Bildungspotenziale zu fördern, wird an der Rudolf-Graber-Schule in Bad Säckingen groß geschrieben. Am Bundes-Umwelt-Wettbewerb 2020 der Leibniz-Gesellschaft hatte sich die Klassengemeinschaft der heutigen Neuntklässler beteiligt und ging als Sieger hervor. Die Preisverleihung ist wegen der Pandemie ausgefallen. Jetzt werden die Inhalte in der Stadt gezeigt. Mit Weltkugeln werden „die Ideen für Weltenretter an kleinen Beispielen vorgestellt“, sagte die ehemalige Lehrerin Angela Lütte. Start ist in der Zentrale der Volksbank Rhein-Wehra.

Die Volksbank beteiligt sich von Anfang an an der Schülerfirma RGS-Lebenswert. „Ein tolles Projekt mit einem klasse Ergebnis“, sagte Christian Albiez von der Volksbank. Als Bildungspartner der Rudolf-Graber-Schule vermittelt die Bank die Besonderheiten bei der Rechtsformwahl und den betriebswirtschaftlichen Bewertungen. Die Idee für das prämierte „Backstep“-Programm entstand vor vier Jahren. Den Schritt zurück positiv zu besetzen, „da kam Kreativität mit ins Spiel“, sagte Ines Bölle. Sie leitet als Klassenlehrerin die Schülergemeinschaft und hat das Programm im Unterricht fortgesetzt. Die ökologische Haltung wuchs zusehends bei den Schülern. So wie es früher üblich war, gibt es Mehrwegpfandflaschen statt Plastik, es wird regional eingekauft und auf Mikroplastik in Wasch- und Pflegeprodukten verzichtet.

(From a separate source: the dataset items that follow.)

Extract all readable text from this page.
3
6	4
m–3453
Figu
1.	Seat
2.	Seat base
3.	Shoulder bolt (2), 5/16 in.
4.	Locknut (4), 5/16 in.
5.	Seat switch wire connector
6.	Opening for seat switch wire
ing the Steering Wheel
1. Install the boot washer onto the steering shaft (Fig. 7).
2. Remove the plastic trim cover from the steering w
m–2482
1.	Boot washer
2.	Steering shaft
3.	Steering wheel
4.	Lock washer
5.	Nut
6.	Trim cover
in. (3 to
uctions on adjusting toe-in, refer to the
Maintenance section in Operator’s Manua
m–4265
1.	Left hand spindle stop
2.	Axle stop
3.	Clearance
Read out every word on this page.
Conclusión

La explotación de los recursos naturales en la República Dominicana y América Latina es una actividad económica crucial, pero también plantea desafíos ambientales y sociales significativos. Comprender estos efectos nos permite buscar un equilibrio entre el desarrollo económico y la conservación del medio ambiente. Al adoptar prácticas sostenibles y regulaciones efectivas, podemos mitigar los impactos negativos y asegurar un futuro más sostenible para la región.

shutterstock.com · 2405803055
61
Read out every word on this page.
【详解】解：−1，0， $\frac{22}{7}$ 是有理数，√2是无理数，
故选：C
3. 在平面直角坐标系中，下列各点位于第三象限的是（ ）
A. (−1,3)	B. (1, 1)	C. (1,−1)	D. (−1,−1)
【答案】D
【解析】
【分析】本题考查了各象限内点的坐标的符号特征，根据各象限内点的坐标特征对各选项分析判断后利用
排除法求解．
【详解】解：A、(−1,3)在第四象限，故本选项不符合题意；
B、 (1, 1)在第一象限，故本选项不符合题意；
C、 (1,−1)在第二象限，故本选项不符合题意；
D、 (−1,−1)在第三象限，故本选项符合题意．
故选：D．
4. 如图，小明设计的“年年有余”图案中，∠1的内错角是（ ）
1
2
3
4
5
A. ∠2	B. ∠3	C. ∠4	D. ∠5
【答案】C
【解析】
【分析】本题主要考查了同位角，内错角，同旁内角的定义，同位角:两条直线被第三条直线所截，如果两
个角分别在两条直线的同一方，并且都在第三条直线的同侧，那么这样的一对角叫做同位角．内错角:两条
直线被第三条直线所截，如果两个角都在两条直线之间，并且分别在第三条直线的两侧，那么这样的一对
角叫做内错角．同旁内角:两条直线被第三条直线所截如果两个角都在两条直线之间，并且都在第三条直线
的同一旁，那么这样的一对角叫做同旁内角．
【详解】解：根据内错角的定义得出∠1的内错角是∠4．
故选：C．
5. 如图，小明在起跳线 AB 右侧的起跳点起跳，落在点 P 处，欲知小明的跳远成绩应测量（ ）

Das Ladensterben in der Innenstadt war schon vor vier Jahren sichtbar. Den Schülersprechern Ignazio Cusumano und Tim Ruhloff war das Thema eine Herzensangelegenheit. „Wir achten auf Regionalität“, sagte Ruhloff bei einem Pressegespräch vor der Volksbank. Abwägen könne man zwischen Spottpreis im Internet und dem lokalen Angebot. Dabei werden die Lieferwege mit betrachtet und die lokalen Händler mit dem Kaufverhalten gestärkt – „wir haben das wahrgenommen und denken mit“, sagt Cusumano. Für Elisabeth Vogt vom Stadtmarketingverein Pro Bad Säckingen „ein bewundernswertes Programm“. „Der stationäre Handel wird durch euch gestärkt.“

Der Umweltpreis war ein Ansporn. Die Schüler tun etwas gegen die Wegwerfgesellschaft und für die körperliche Fitness. Es geht auch darum, das Angebot bewerten zu können und die eigenen Mobilität zu ändern. Aber jetzt geht es erst einmal in die Prüfungsvorbereitungen für den Schulabschluss, sagte Bölle. Die Schülerfirma an der RGS besteht fort. Neue Ideen kommen hinzu.